I should mention that since 1998, Camp Negev (not its real name) has changed drastically and the leadership is much better. It is no longer acceptable to leave the kids unattended or to smoke weed at the camp. As I understand it, it was in or around 2002 when some serious changes began to take place. I couldn't tell you exactly when it happened, because I could not get hired as a counselor. Further down the line I learned that there is Asperger's awareness training that takes place during orientation. However, since 1998 I have still seen this dynamic of "getting caught with one's pants down" in the real world. If anybody besides me gets caught screwing up, no big deal. It's an isolated incident. If I do? People read way too much into it and what my intentions are and what it means about me.
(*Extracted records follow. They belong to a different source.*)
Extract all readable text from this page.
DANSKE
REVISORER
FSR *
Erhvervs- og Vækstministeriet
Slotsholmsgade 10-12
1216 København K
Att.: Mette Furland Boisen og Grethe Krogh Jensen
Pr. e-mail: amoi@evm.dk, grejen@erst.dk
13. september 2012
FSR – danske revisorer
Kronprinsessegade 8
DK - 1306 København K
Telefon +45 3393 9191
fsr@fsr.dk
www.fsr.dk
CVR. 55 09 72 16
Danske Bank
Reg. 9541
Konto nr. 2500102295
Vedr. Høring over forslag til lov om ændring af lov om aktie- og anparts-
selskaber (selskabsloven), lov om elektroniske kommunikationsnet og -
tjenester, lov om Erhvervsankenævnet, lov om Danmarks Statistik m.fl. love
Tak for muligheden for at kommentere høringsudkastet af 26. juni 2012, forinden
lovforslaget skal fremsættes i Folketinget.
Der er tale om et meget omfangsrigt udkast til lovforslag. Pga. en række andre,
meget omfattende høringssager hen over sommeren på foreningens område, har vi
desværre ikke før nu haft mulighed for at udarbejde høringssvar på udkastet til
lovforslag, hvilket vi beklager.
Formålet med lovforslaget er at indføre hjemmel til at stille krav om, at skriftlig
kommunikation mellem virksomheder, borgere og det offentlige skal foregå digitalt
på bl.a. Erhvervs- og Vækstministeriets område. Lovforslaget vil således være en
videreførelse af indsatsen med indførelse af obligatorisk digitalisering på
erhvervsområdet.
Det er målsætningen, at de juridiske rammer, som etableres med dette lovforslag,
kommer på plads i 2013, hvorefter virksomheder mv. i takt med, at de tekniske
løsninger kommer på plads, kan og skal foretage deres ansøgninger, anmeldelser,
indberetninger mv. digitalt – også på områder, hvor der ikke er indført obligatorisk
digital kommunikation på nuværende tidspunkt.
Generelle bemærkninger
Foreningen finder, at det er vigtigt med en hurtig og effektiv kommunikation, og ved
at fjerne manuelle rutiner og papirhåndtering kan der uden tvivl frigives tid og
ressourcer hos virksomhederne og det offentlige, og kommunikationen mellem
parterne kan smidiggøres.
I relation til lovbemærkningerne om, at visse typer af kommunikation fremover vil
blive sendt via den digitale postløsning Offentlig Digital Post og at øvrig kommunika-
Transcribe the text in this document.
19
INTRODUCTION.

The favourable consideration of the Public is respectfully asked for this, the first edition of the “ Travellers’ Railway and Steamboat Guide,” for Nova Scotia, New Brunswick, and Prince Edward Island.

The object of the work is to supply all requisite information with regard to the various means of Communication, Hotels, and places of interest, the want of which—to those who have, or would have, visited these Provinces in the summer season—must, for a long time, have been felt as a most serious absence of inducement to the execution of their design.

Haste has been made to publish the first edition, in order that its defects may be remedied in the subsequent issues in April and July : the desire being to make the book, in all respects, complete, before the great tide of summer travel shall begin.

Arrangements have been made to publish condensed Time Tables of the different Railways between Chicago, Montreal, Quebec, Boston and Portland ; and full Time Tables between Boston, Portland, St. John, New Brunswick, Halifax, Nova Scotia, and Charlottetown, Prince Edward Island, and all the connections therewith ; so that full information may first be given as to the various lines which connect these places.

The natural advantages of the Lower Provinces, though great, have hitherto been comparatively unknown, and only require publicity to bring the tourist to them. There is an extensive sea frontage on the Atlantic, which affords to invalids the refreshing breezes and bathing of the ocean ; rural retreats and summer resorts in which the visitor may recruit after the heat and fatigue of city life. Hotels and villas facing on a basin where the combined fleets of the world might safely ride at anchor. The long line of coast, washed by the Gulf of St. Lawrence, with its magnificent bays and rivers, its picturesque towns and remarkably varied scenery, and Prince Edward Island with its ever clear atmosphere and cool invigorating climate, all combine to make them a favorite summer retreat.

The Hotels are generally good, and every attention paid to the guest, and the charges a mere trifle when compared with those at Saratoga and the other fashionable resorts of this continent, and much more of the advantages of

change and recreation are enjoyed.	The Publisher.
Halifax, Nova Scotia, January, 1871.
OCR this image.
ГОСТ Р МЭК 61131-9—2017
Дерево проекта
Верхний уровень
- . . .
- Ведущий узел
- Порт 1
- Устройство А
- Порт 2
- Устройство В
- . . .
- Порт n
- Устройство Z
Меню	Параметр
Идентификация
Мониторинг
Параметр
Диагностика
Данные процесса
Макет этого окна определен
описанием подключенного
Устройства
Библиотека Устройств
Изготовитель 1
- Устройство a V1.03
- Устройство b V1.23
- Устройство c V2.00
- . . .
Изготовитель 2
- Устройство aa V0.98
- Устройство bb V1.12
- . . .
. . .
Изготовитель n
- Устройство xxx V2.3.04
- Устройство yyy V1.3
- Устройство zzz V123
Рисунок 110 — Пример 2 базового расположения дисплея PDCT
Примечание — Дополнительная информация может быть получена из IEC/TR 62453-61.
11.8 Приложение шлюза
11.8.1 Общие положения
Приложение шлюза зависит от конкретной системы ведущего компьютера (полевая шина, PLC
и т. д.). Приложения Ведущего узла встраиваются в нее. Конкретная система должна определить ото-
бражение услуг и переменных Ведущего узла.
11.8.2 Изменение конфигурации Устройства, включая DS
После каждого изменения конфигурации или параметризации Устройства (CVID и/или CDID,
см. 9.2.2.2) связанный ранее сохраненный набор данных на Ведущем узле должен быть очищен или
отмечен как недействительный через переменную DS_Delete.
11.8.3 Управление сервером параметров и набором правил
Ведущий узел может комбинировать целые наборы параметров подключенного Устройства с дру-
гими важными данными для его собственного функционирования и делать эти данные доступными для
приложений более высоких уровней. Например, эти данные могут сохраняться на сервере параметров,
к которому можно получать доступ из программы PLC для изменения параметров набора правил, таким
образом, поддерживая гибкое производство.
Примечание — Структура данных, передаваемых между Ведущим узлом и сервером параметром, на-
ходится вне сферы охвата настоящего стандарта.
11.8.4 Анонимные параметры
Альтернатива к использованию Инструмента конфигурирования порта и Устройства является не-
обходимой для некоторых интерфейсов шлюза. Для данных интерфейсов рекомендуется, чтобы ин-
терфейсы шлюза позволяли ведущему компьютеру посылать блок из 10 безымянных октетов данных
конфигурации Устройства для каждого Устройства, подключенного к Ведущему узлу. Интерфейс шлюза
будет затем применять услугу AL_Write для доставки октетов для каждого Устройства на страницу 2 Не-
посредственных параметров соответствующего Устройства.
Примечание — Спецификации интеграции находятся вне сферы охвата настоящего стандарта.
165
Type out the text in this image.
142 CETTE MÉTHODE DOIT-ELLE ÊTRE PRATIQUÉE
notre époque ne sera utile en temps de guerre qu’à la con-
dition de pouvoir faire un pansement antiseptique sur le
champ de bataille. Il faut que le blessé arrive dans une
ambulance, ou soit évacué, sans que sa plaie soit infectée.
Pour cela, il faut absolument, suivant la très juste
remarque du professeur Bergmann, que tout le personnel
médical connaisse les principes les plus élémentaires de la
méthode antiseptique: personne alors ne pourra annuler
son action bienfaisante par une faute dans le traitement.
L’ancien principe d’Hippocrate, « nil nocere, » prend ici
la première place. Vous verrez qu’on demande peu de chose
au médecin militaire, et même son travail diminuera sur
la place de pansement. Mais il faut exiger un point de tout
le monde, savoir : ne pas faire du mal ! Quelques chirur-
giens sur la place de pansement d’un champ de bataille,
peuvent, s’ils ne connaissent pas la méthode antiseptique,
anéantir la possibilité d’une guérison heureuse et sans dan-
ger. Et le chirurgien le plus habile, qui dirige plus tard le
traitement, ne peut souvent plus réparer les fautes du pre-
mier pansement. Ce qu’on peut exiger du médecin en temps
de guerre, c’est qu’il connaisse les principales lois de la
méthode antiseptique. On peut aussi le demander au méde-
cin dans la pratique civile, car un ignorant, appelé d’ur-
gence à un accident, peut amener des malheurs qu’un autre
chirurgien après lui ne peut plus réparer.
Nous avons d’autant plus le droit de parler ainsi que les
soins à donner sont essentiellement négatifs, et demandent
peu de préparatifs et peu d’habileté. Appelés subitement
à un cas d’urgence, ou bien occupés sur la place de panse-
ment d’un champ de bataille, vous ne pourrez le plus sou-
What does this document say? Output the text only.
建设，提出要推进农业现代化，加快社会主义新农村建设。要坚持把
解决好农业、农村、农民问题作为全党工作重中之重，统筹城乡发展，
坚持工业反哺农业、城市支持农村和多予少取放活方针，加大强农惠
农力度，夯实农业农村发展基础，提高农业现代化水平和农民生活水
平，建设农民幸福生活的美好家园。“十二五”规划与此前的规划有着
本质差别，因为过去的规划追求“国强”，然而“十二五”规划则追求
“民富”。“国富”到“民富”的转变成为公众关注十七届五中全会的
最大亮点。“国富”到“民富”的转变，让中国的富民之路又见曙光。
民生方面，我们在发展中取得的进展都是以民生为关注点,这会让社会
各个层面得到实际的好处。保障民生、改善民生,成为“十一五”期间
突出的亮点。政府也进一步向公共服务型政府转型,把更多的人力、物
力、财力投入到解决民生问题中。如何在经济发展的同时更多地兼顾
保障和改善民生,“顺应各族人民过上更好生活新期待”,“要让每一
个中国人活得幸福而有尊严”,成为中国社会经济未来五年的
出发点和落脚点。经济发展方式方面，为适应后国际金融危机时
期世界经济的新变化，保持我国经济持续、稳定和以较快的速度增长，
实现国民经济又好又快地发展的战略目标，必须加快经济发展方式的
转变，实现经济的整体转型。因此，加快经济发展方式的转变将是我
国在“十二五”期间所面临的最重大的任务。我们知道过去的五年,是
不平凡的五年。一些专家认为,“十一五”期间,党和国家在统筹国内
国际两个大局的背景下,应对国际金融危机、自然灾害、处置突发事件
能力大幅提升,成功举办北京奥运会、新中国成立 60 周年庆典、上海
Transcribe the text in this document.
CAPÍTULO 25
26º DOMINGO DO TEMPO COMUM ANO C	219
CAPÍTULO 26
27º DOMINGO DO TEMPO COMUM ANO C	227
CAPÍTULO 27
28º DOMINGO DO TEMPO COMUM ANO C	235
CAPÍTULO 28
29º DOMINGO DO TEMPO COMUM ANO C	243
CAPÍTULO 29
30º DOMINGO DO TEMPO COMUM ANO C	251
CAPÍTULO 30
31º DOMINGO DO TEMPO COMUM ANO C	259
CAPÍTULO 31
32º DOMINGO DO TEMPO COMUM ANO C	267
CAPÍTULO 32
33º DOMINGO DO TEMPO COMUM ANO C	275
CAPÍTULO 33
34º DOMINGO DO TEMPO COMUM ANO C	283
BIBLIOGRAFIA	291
In some cases, this type of misunderstanding has gotten me fired from jobs. 

And finally, one thing I began to notice in the summer of 1998 that sticks with me to this day is that when I think a situation is going downhill or that something is going on regarding me that I'm not aware of, I'm usually right. I may have had difficulty with social cues, but during the summer of 1998 I picked up on subtle cues that led me to correctly believe that people were scrutinizing me beyond the superficial (ie beyond "prove that you can work with kids"). I knew very clearly when they said one thing and all I was hearing was the tip of the iceberg. "We have some concerns." There was a time when I would have read that as, "We have some concerns." In fact, I think many people would. But ever since 1998, that word has been more loaded for me. "Concerns" means, "You are a problem and we are watching every move you make. And everything you do is subject to microscopic examination." Beyond this example, I can't articulate exactly what I mean. But I've seen it a number of times since then. I have had to learn to read more deeply into things than most people, because they don't have a history of social failure.

Despite everything, the summer of 1998 was overall a fun, memorable summer for me. But I still won't forget the frustration I felt in certain situations. And because of the lessons I took away from it that are still relevant, it does not seem as long ago as it should.